Opinion
Free trees are given away at Mexico City nursery. Free trees are given away at Mexico City nursery.

Lots of people keen on planting free trees in Mexico City

Free tree giveaway took place at Viveros de Coyoacán, and was a popular event

Last week in Mexico City, the Environment Secretariat gave away free trees to residents to plant in their communities.

The tree giveaway took place in Viveros de Coyoacán and a Facebook post announcing the event quickly gained 26,000 reactions. Residents came from all 16 boroughs of Mexico City to claim their trees.

On Monday, each person was allowed to take five trees. By Wednesday, that number had shrunk to three. By Friday, it was down to one tree per family and some waited in line for as long as an hour to receive just one tree. The program is now suspended until July.

The timing of the tree giveaway coincided with an environmental contingency. In the dry months before the rainy season begins, pollution builds within the Valley of México and this year the early weeks of May saw air contamination reach record-breaking levels.

Pollution, including ozone and particulates, gave the air a brown haze that could be seen throughout the city, closing schools on May 17 and prompting many companies to give their employees the day off. The city government activated emergency rules that banned many vehicles from the roads.

A family picks up their trees at Los Viveros.
A family picks up their trees at Los Viveros.

The best action individuals can take to help clean their air is simple — plant a tree. In addition to providing oxygen and removing carbon dioxide, trees clean the air of many pollutants. Ozone, nitrogen oxides, ammonia and sulfur dioxide are all absorbed by trees. They also filter particulates out of the air, trapping them on their leaves and bark.

Los Viveros, which produces one million seedlings a year, has been donating trees to CDMX residents since as early as 1907. The trees can be planted in private or public spaces as long as they will receive sufficient light and have the necessary space to grow. A city biologist conducted brief interviews with each resident to determine which species of tree they could take home and to advise them on the best place to plant it.

They also reminded the recipients that to plant in a public park or in the middle of the camellón (the walkways in the middle of Mexico City avenues), they must first request permission from their borough. No such permission is required to plant on the sidewalk, although spaces must be chosen carefully as the young trees are vulnerable.

As global temperatures continue to rise, trees have taken center stage in the battle against urban heat waves.
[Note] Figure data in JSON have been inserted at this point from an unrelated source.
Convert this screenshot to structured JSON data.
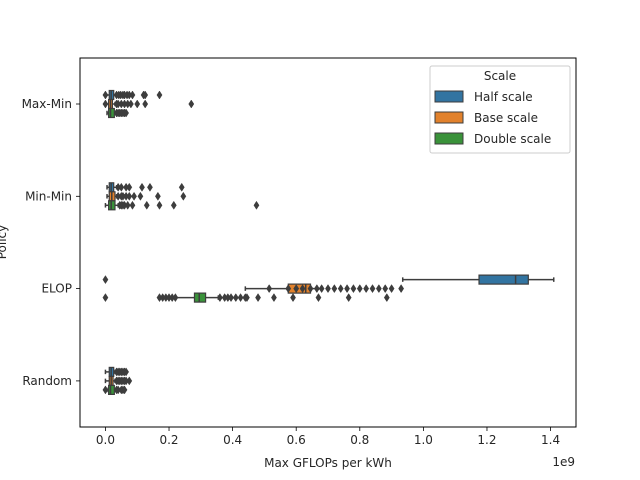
{
  "chart_data": {
    "type": "boxplot",
    "orientation": "horizontal",
    "xlabel": "Max GFLOPs per kWh",
    "ylabel": "Policy",
    "x_offset_label": "1e9",
    "x_scale": 1000000000,
    "xlim": [
      -0.08,
      1.48
    ],
    "xticks": [
      0.0,
      0.2,
      0.4,
      0.6,
      0.8,
      1.0,
      1.2,
      1.4
    ],
    "xtick_labels": [
      "0.0",
      "0.2",
      "0.4",
      "0.6",
      "0.8",
      "1.0",
      "1.2",
      "1.4"
    ],
    "categories": [
      "Max-Min",
      "Min-Min",
      "ELOP",
      "Random"
    ],
    "legend": {
      "title": "Scale",
      "placement": "top-right",
      "entries": [
        "Half scale",
        "Base scale",
        "Double scale"
      ]
    },
    "series": [
      {
        "name": "Half scale",
        "color": "#3274a1",
        "boxes": [
          {
            "category": "Max-Min",
            "whisker_low": 0.0,
            "q1": 0.012,
            "median": 0.018,
            "q3": 0.026,
            "whisker_high": 0.035,
            "outliers": [
              0.0,
              0.035,
              0.042,
              0.048,
              0.055,
              0.06,
              0.068,
              0.075,
              0.085,
              0.12,
              0.125,
              0.17
            ]
          },
          {
            "category": "Min-Min",
            "whisker_low": 0.005,
            "q1": 0.012,
            "median": 0.018,
            "q3": 0.026,
            "whisker_high": 0.035,
            "outliers": [
              0.04,
              0.05,
              0.065,
              0.075,
              0.115,
              0.14,
              0.24
            ]
          },
          {
            "category": "ELOP",
            "whisker_low": 0.935,
            "q1": 1.175,
            "median": 1.29,
            "q3": 1.33,
            "whisker_high": 1.41,
            "outliers": [
              0.0
            ]
          },
          {
            "category": "Random",
            "whisker_low": 0.0,
            "q1": 0.012,
            "median": 0.018,
            "q3": 0.026,
            "whisker_high": 0.03,
            "outliers": [
              0.035,
              0.04,
              0.045,
              0.05,
              0.055,
              0.06,
              0.065
            ]
          }
        ]
      },
      {
        "name": "Base scale",
        "color": "#e1812c",
        "boxes": [
          {
            "category": "Max-Min",
            "whisker_low": 0.0,
            "q1": 0.01,
            "median": 0.016,
            "q3": 0.022,
            "whisker_high": 0.03,
            "outliers": [
              0.0,
              0.035,
              0.04,
              0.05,
              0.06,
              0.07,
              0.08,
              0.1,
              0.125,
              0.27
            ]
          },
          {
            "category": "Min-Min",
            "whisker_low": 0.005,
            "q1": 0.012,
            "median": 0.02,
            "q3": 0.03,
            "whisker_high": 0.035,
            "outliers": [
              0.04,
              0.05,
              0.055,
              0.065,
              0.075,
              0.09,
              0.11,
              0.165,
              0.245
            ]
          },
          {
            "category": "ELOP",
            "whisker_low": 0.44,
            "q1": 0.575,
            "median": 0.63,
            "q3": 0.645,
            "whisker_high": 0.68,
            "outliers": [
              0.515,
              0.575,
              0.6,
              0.62,
              0.645,
              0.665,
              0.68,
              0.7,
              0.72,
              0.74,
              0.76,
              0.78,
              0.8,
              0.82,
              0.84,
              0.86,
              0.88,
              0.9,
              0.93
            ]
          },
          {
            "category": "Random",
            "whisker_low": 0.0,
            "q1": 0.012,
            "median": 0.018,
            "q3": 0.024,
            "whisker_high": 0.03,
            "outliers": [
              0.035,
              0.04,
              0.045,
              0.05,
              0.055,
              0.06,
              0.065,
              0.075
            ]
          }
        ]
      },
      {
        "name": "Double scale",
        "color": "#3a923a",
        "boxes": [
          {
            "category": "Max-Min",
            "whisker_low": 0.005,
            "q1": 0.01,
            "median": 0.016,
            "q3": 0.028,
            "whisker_high": 0.032,
            "outliers": [
              0.035,
              0.04,
              0.045,
              0.05,
              0.055,
              0.06,
              0.065
            ]
          },
          {
            "category": "Min-Min",
            "whisker_low": 0.0,
            "q1": 0.01,
            "median": 0.018,
            "q3": 0.03,
            "whisker_high": 0.04,
            "outliers": [
              0.045,
              0.05,
              0.055,
              0.06,
              0.07,
              0.085,
              0.13,
              0.17,
              0.215,
              0.475
            ]
          },
          {
            "category": "ELOP",
            "whisker_low": 0.18,
            "q1": 0.28,
            "median": 0.295,
            "q3": 0.315,
            "whisker_high": 0.355,
            "outliers": [
              0.0,
              0.17,
              0.18,
              0.19,
              0.2,
              0.21,
              0.22,
              0.36,
              0.375,
              0.385,
              0.395,
              0.41,
              0.425,
              0.44,
              0.445,
              0.48,
              0.53,
              0.59,
              0.67,
              0.765,
              0.885
            ]
          },
          {
            "category": "Random",
            "whisker_low": 0.005,
            "q1": 0.01,
            "median": 0.016,
            "q3": 0.028,
            "whisker_high": 0.032,
            "outliers": [
              0.0,
              0.035,
              0.04,
              0.05,
              0.055,
              0.06
            ]
          }
        ]
      }
    ]
  }
}
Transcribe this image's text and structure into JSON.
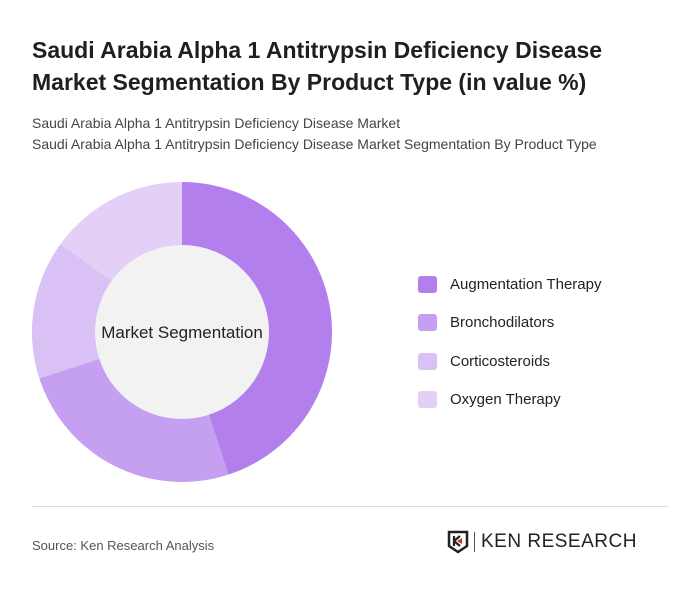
{
  "title": "Saudi Arabia Alpha 1 Antitrypsin Deficiency Disease Market Segmentation By Product Type (in value %)",
  "subtitle1": "Saudi Arabia Alpha 1 Antitrypsin Deficiency Disease Market",
  "subtitle2": "Saudi Arabia Alpha 1 Antitrypsin Deficiency Disease Market Segmentation By Product Type",
  "source": "Source: Ken Research Analysis",
  "logo_text": "KEN RESEARCH",
  "chart_data": {
    "type": "pie",
    "donut": true,
    "center_label": "Market Segmentation",
    "categories": [
      "Augmentation Therapy",
      "Bronchodilators",
      "Corticosteroids",
      "Oxygen Therapy"
    ],
    "values": [
      45,
      25,
      15,
      15
    ],
    "colors": [
      "#b27fec",
      "#c59ff0",
      "#d9c0f5",
      "#e4d0f7"
    ],
    "legend_position": "right"
  }
}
The air temperature of cities can be 1.8 to 5.4 F warmer than surrounding rural areas. At night, the difference is even more profound, with cities retaining up to 22 degrees more than rural areas, which quickly lose their heat as the sun goes down.

The right amount of tree coverage in cities can lower temperatures in the summer by up to 10 F. By providing shade and releasing water vapor, a tree does more for overheated residents than any other personal cooling system. A detached house with trees placed around it can expect to save 20% to 30% on their air conditioning costs.

Residents were encouraged to wait for the rainy season to plant their trees, giving them the best chance of survival. Now that the seasonal storms have returned to the valley, the trees can go into the ground. While their cooling, cleaning and oxygen-producing effects will be far more pronounced once they grow to maturity, people today can give a gift to future generations simply by planting a tree on the sidewalk.

For the overwhelming number of people who came to Los Viveros, they hope that their legacy will be one of green streets, and not of brown sunsets.

The writer lives and works in Mexico City.